Latter-day Saint Charities has given millions of dollars in cash, food, medical supplies and services to agencies and countries around the world as well as in the United States over several years.
On Wednesday, The Church of Jesus Christ of Latter-day Saints announced that the charitable arm of the church will continue its financial support for nine refugee resettlement agencies in the U.S. through a series of grants totaling $5 million in 2021.
The funds are expected to help more than 9,000 refugees and immigrants through some 190 organizations affiliated with the following nine resettlement agencies in the United States:
- The United States Conference of Catholic Bishops
- International Rescue Committee (IRC)
- U.S. Committee for Refugees and Immigrants (USCRI)
- Church World Service
- Hebrew Immigrant Aid Society (HIAS)
- Lutheran Immigration and Refugee Service (LIRS)
- Episcopal Migration Ministries
- Ethiopian Community Development Council (ECDC)
- World Relief
The grants, which have been distributed for several years, help refugees meet basic living expenses and obtain job skills training. They also help youth with supplemental education training and case management services. Commodities donations include food, hygiene and furniture for newly arrived refugees, according to a church statement
Members of the church have been encouraged to provide assistance to refugees around the world. In October 2015, the First Presidency, the highest governing body of the Church, issued a letter to all Church members encouraging them to provide assistance.
In March 2016, the First Presidency issued a letter to Church members encouraging women of all ages to assist refugees in their own communities. The letter, which outlined the “I Was a Stranger” refugee relief effort, included an invitation from the general women’s auxiliary presidencies of the Church — those who direct the Relief Society, Young Women and Primary organizations — and information about how to get involved.
In its October 27, 2015, letter, the First Presidency told Church members, “It is with great concern and compassion that we observe the plight of the millions of people around the world who have fled their homes seeking relief from civil conflict and other hardships.
Alicia Wrenn, senior director of resettlement and integration with HIAS, said Latter-day Saint Charities “has been an incredible friend and partner” over the years through cash donations and commodities from Deseret Manufacturing and the bishops’ storehouse.
“We have many heartfelt testimonials from our network of this impact, such as messages from clients who are sleeping on a mattress for the first time in their lives or mothers finally getting adequate supplies of diapers,” Wrenn said. “Over and over we see clients feeling a sense of dignity finally receiving and living with basic household commodities.”
Wrenn said most of this year’s cash donation will be used for refugees’ emergency and technology needs.

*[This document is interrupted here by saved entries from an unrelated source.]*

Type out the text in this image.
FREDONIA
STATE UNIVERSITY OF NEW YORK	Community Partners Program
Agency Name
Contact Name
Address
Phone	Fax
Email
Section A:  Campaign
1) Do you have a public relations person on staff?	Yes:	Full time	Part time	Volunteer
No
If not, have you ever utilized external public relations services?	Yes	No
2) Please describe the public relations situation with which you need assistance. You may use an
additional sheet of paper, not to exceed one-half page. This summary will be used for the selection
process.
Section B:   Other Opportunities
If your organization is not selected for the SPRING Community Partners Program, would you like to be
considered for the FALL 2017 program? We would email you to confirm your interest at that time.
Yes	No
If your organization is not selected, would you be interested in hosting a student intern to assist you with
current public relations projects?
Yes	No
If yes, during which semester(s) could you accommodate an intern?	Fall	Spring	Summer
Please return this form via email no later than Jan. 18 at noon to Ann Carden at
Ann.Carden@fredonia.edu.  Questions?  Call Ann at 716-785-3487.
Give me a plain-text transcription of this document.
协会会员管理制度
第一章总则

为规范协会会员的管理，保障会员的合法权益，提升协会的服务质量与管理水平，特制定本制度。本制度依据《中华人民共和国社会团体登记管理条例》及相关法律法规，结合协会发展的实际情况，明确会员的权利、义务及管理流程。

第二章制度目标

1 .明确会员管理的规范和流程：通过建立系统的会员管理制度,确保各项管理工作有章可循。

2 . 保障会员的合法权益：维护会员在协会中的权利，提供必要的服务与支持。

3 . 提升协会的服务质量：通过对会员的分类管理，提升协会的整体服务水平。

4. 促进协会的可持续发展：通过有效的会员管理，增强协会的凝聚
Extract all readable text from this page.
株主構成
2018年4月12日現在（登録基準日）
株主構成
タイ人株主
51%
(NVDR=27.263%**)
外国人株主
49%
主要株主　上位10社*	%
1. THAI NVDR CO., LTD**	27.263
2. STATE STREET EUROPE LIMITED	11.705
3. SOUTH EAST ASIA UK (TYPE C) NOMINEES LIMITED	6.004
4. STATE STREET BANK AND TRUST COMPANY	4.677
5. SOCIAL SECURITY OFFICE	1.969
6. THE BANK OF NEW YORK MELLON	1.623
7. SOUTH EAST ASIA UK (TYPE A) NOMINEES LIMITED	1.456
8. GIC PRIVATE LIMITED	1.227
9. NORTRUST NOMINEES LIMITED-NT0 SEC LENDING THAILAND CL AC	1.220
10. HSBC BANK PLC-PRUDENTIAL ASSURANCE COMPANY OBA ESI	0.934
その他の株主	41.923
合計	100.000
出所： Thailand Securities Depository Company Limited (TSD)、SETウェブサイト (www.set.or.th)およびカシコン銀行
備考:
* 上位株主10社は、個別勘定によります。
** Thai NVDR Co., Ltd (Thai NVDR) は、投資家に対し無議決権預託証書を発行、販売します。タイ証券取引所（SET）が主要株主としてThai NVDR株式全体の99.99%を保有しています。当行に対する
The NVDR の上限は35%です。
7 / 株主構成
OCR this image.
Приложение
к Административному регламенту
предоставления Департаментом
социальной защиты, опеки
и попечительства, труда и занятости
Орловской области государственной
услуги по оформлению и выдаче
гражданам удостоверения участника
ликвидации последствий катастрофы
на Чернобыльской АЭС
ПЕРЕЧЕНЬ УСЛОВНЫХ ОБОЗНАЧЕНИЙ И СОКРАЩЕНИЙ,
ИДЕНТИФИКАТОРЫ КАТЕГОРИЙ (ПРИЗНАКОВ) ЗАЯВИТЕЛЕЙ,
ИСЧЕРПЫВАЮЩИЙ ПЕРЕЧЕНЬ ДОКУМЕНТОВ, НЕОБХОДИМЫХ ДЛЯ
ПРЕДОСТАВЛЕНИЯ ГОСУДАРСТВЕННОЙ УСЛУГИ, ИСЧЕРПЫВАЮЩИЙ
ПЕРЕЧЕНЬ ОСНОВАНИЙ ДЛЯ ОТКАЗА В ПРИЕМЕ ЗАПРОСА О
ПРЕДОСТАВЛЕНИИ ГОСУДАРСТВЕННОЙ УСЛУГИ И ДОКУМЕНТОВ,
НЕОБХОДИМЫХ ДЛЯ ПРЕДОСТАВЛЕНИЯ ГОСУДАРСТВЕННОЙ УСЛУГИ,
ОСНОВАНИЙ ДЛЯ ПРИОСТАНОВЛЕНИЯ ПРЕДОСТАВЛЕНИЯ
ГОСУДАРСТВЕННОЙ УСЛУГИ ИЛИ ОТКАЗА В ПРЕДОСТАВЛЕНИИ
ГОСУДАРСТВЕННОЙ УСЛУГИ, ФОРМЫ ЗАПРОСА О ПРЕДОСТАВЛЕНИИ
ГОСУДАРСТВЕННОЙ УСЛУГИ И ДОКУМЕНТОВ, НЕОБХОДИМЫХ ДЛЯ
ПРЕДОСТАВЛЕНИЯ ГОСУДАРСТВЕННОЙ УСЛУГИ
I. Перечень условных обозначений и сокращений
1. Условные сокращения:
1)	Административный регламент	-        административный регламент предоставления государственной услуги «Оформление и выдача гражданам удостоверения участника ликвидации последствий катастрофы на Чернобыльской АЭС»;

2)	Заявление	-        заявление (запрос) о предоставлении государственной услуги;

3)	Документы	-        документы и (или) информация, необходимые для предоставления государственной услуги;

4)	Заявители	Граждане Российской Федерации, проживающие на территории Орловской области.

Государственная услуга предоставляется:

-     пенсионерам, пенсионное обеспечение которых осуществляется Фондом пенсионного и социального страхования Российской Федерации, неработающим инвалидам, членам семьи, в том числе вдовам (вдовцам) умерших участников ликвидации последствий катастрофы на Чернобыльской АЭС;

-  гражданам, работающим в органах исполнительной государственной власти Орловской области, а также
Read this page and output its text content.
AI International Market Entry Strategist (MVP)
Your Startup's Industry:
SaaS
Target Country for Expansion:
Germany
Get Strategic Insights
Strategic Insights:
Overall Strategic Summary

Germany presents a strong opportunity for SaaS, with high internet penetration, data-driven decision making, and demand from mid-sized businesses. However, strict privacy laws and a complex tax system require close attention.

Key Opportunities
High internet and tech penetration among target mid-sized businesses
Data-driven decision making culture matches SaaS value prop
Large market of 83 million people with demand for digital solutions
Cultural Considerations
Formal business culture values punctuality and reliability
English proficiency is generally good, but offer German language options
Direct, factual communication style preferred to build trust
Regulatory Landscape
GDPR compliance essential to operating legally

“We know from the last year during the pandemic, and even through the first signs of recovery from it, how hard it is for clients to slot back into with ease the changed job market,” Wrenn said. “Having a reserve to support those clients who have lingering obstacles to gaining employment with their food needs or rent needs or medical expenses will be life-altering for some clients.”
Megan Bracy, director of refugee and migrant services for LIRS, said the grant will help her organization “rebuild the refugee resettlement program to continue our work of welcome through economic empowerment, community connection, and direct client support, among other services. Over the years, (Latter-day Saint Charities has) helped thousands of refugees find a safe, stable home in the United States — from furnishing apartments for families to supporting refugee mothers struggling to keep food on the table for their children during the COVID-19 pandemic. We truly couldn’t do it without them, and we cannot express our thanks enough.”
USCRI will use the donation to help refugees who need immediate financial assistance and job training, said USCRI CEO Eskinder Negash. This includes those impacted by COVID-19, natural disasters, homelessness, mental health challenges and other emergencies, according to church information.
“This generous grant from Latter-day Saint Charities will help us immensely in providing newly resettled refugees with the material assistance and support services they need to launch their new lives here in the U.S.,” Negash said. “This grant means that our new neighbors will receive furnished housing and be connected to benefits and support services including upward mobility support and training.”